Most children are detained for the following reasons:
Flight Risk: an immigration officer believes they may not present themselves in the future (they believe that they will try to escape immigration officers and stay in Canada living “underground” or without status)
Peter, aged 5, and Samuel, aged 3, were detained in the spring of 2009 with their mother, who was facing deportation to her country of origin in the Caribbean. They were detained on the grounds of flight risk: an immigration officer did not believe the mother would show up for removal. The family was deported after spending 11 weeks in detention.
Identity: an immigration officer is not satisfied of their identity.
Albert was 3 years old when he was detained in late 2008, along with his father, after they made a refugee claim at the immigration office in Montreal. They were detained on identity grounds. They had given identity documents to government officials, but these were considered insufficient to establish their identity. Albert and his father were released after 30 days in detention, once they had arranged for more identity documents to be sent.
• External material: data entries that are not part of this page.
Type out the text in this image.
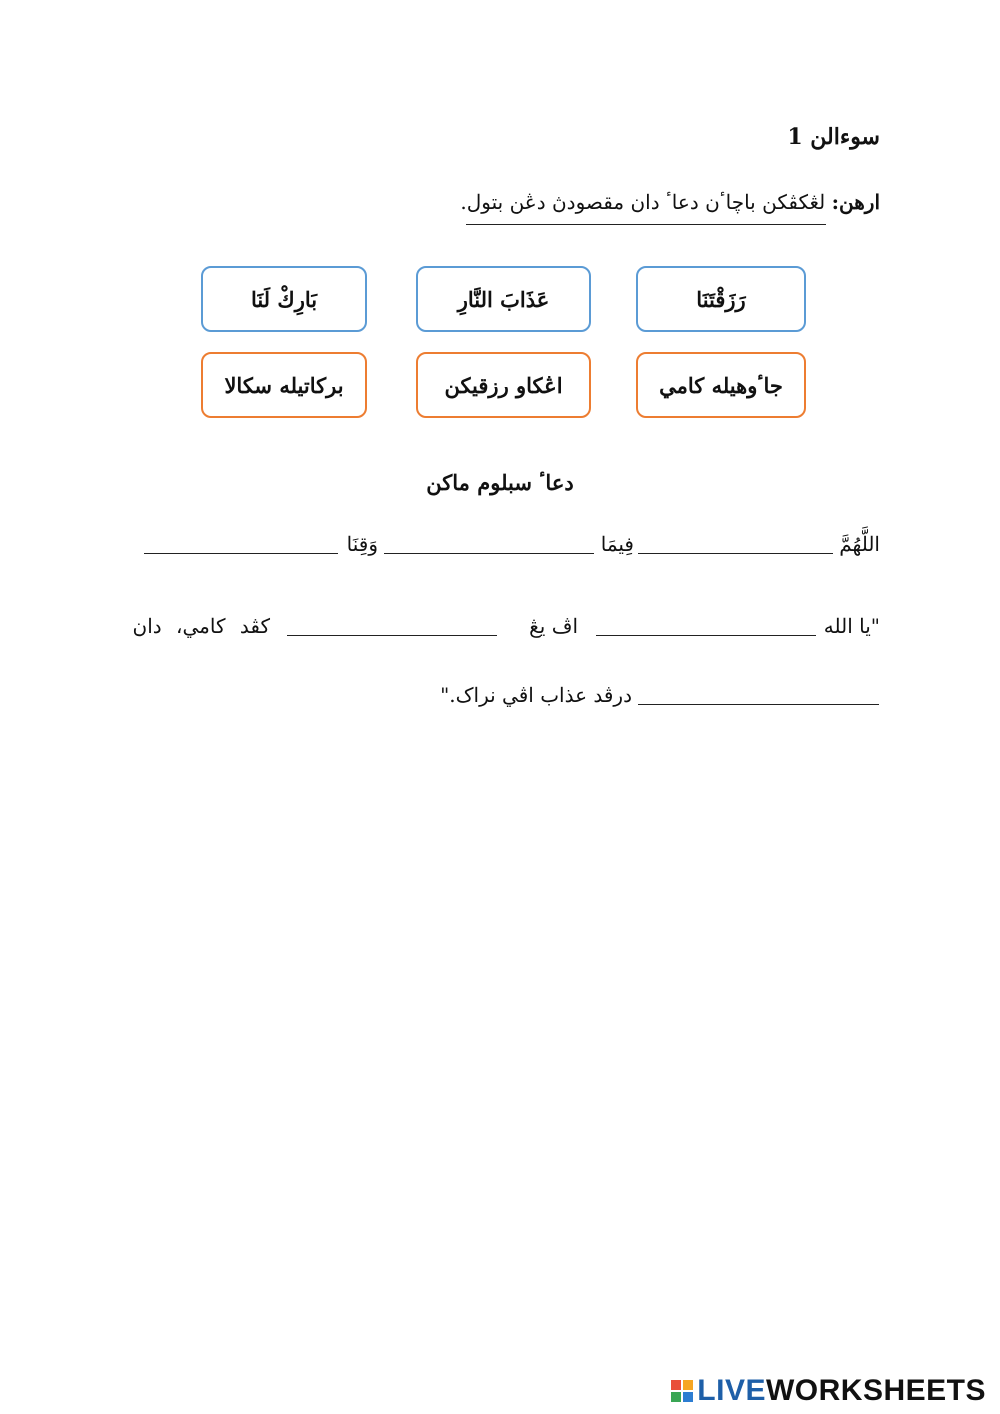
سوءالن 1
ارهن: لڠكڤكن باچاٴن دعاٴ دان مقصودڽ دڠن بتول.
رَزَقْتَنَا
عَذَابَ النَّارِ
بَارِكْ لَنَا
جاٴوهيله كامي
اڠكاو رزقيکن
بركاتيله سکالا
دعاٴ سبلوم ماكن
اللَّهُمَّ
فِيمَا
وَقِنَا
"يا الله
اڤ يڠ
كڤد كامي، دان
درڤد عذاب اڤي نراک."
LIVE WORKSHEETS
Children in Detention but not "legally detained": In practice, children are frequently in detention with a parent even though they are not “legally detained”. This happens when the child is a Canadian citizen, or for other reasons doesn’t have a detention order against them. The child may nevertheless accompany the parent into detention, because that is supposedly the best or only option available. The law doesn’t list best interests of the child among the factors to be considered in the review of detention of adults. So what happens? The best interest of the child is not considered if a child is in detention with their parents but not actually “legally detained.” These children become invisible, and they fall through the cracks. By not considering their best interest, the government acts as if they weren't being detained. But they are. We can't deny it and we have to make it stop.
Ms Okwuama was in detention with her two year-old son, Jacob, and a second child born while she was in detention. The baby, as a Canadian citizen, was not legally detained and she is never mentioned in the 30-day detention review decision.
What should the government do?
The government should find viable alternatives to keeping children in immigration detention that are in the best interests of children. For example, Venezuela and Panama prohibit the detention of children for migration purposes.
The CCR Youth Network demands that the government of Canada STOP detaining children in immigration detention.